Make the most of limited resources
All businesses and organisations are resource constrained at some level, and relatively speaking Burnley FC more than most. Last season Burnley had one of the lowest budgets of all 24 Championship teams and was amongst the favourites to be relegated from the second tier. The unexpected promotion was achieved using the fewest number of players and after selling their star striker to one of their closest rivals before the season had even begun.
Dyche and his assistants did an outstanding job in identifying affordable talent and maximising the output from a tight knit group whist operating within severe financial constraints. Manchester United this season spent more on one player (Angel Di Maria) than Burnley have spent in their entire 133-year existence but still could only draw against the Clarets when they met in August.
Getting more from less marks Dyche out as a truly outstanding manager and differentiates his approach from the open chequebook one of many of his peers.
Being a Premier League manager means being subjected to incessant media scrutiny. Lesser characters have been known to crack under the strain and even the fabled Jose Mourinho has started to show signs of a persecution complex.
Dyche, by contrast, handles the media expertly with his disarming frankness and authenticity. Equally important is his body language. To see him striding across the pitch in his trademark white shirt and tie and black raincoat is to witness a man who looks like he means business. There is no tentativeness or lack of confidence in any of Dyche’s communication, verbal or non-verbal.

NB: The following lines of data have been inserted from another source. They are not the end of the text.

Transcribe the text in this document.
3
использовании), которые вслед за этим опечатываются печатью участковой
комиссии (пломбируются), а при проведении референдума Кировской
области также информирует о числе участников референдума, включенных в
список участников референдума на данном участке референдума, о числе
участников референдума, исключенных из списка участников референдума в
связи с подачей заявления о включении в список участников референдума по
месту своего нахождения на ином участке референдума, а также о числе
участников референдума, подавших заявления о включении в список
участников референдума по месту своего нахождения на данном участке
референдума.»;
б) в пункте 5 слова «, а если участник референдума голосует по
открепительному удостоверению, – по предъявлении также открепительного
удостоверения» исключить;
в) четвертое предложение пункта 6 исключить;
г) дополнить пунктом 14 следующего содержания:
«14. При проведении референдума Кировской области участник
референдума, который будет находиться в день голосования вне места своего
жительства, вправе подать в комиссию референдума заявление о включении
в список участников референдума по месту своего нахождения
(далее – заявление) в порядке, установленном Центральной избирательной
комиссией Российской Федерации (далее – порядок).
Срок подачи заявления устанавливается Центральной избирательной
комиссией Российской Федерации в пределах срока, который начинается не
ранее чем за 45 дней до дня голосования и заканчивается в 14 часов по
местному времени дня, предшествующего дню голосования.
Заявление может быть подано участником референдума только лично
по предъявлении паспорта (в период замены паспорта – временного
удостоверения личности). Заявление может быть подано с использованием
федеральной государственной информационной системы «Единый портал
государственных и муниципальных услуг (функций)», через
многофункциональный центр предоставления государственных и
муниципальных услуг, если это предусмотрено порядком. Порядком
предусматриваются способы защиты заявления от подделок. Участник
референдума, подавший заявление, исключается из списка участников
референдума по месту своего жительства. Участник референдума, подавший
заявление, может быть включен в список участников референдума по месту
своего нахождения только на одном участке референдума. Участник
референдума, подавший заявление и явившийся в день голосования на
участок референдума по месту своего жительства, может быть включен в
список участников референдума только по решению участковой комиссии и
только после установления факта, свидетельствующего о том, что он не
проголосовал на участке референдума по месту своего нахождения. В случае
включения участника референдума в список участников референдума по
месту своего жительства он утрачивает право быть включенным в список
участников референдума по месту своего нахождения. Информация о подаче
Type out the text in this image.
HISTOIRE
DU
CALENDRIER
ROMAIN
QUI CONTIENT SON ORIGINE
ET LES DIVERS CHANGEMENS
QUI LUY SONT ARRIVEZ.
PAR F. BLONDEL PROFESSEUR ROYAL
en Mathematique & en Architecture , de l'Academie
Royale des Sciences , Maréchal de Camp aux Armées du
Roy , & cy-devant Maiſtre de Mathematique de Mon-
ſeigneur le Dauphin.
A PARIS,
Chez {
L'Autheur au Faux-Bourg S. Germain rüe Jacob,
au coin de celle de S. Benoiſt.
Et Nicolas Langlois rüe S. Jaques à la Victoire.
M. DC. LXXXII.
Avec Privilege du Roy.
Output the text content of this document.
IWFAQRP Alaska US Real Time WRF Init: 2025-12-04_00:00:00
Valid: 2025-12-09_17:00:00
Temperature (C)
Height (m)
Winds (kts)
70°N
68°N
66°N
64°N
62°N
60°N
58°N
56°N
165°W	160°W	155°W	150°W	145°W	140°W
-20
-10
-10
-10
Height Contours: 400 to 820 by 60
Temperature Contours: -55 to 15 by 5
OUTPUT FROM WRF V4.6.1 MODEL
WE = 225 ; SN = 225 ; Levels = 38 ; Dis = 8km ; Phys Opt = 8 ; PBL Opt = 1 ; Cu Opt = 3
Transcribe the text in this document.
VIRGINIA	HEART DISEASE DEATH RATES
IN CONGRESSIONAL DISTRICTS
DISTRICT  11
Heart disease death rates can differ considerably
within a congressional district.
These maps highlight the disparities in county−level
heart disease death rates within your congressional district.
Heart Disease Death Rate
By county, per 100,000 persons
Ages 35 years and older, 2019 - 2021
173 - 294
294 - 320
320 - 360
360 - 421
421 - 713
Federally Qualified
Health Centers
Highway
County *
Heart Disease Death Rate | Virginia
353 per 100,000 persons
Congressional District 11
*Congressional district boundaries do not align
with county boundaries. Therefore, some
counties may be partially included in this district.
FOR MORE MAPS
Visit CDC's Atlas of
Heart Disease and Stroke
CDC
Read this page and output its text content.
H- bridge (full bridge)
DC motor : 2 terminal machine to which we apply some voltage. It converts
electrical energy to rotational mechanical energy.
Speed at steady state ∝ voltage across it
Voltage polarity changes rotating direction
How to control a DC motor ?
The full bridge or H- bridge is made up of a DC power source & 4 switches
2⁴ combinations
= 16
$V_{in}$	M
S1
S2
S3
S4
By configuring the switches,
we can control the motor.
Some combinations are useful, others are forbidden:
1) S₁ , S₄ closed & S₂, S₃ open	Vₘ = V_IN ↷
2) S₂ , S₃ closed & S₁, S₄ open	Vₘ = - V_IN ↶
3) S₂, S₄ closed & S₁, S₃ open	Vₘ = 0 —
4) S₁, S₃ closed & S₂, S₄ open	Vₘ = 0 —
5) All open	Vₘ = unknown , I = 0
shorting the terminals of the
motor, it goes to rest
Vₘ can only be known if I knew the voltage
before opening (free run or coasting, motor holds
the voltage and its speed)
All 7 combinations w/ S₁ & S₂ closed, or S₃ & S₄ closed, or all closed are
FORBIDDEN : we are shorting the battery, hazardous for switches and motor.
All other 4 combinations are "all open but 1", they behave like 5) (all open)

In the ultra-competitive world of elite sport small details can make a big difference. Dyche has studied the training techniques of Great Britain’s top rowers and has invested in leading-edge medical support to ensure that he gives his small squad of players the best chance of keeping fit. Being a ‘challenger-brand’ to the market leaders of London and Manchester means Dyche has had to be creative in finding ways to compete.